01 March 2014

The Prince of Lies

A review of The Prince of Lies, Book III of The Night’s Masque, by Ann Lyle (Angry Robot, 2013)

This is the third of a series of fantasy novels set in Elizabethan England. The earlier volumes whetted my appetite for more, so I jumped at the chance to review it when Angry Robot made advanced reading copies available through NetGalley.

In the previous volumes Lyle has created an alternative Elizabethan England. The main distinguishing feature of this world is the discovery of another sentient species, the Skraylings in the New World. These creatures possess a range of magical powers, which cause them to be suspected of being in league with the devil. The context of the story is an uneasy truce between England and the Skraylings, which affords England trading advantages and leverage against her Continental enemies. However, a band of renegade Skraylings known as the Guisers is working covertly to gain political power in Europe.

In this volume, Elizabethan spy Mal Catlyn continues his struggles against the Guisers whose leader, Jathekkil, has recently reincarnated as the young Prince Henry Tudor. To make matters worse, the Guisers are experimenting with ways to transfer their powers to humans in the hope of creating an army of human sorcerors to support their bid for power.

Anne Lyle writes very well. Her characters are well crafted; in particular, having read the first two novels I have come to care about Mal and his wife Coby. Lyle’s world-building skills are also evident. Her alternative Elizabethan world has been carefully constructed and the magical system of the Skraylings has been thought out well. However, some readers may feel that she has been too faithful in trying to re-create an authentic Elizabethan worldview, for example in the attitudes to women displayed by the central characters including Mal.
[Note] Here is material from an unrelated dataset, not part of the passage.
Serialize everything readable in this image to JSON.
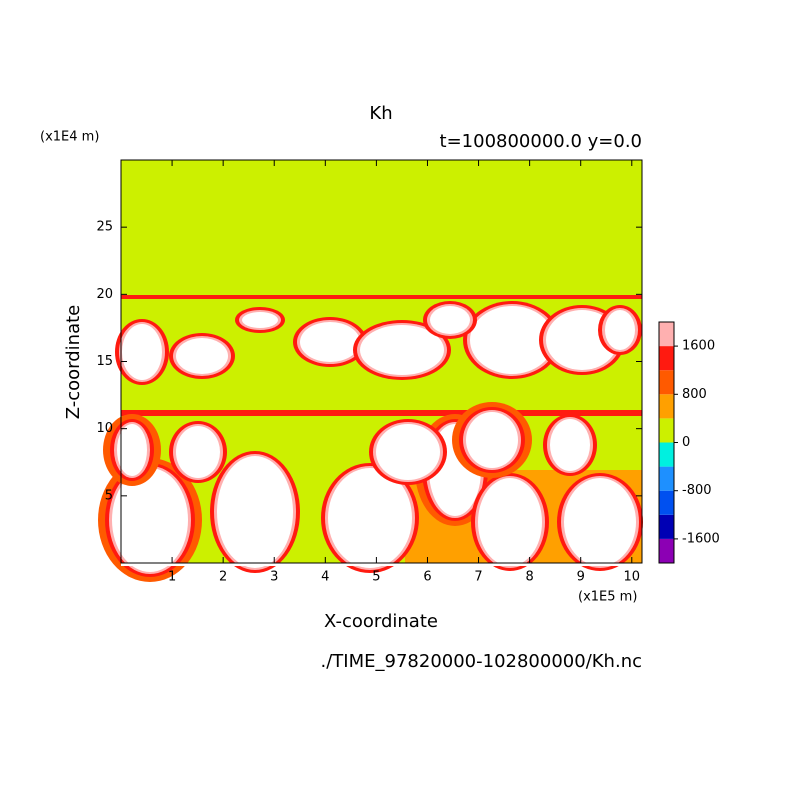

The tale winds slowly (across a decade or more) to an action-filled ending. Ultimately, good triumphs over evil (at least for the time being). I have read several reviews of this novel that give the impression that this is the satisfying conclusion to a trilogy. Personally, I felt there were sufficient loose ends to warrant another volume (or possibly series), perhaps set a generation later.

To be honest I found this novel hard going. In spite of the quality of the writing and characterization I found it less easy to read than its predecessors. Lots of things happen in the story – too many things – I feel she has succumbed to the temptation to fill in as much of the story between volume 2 and the climax of this one as she could. The result of this attempt to cover too much ground is fragmentation and little sense that the story is going anywhere.

People who have enjoyed the first two volumes will want to read this one as well, but they may well find it something of an anticlimax.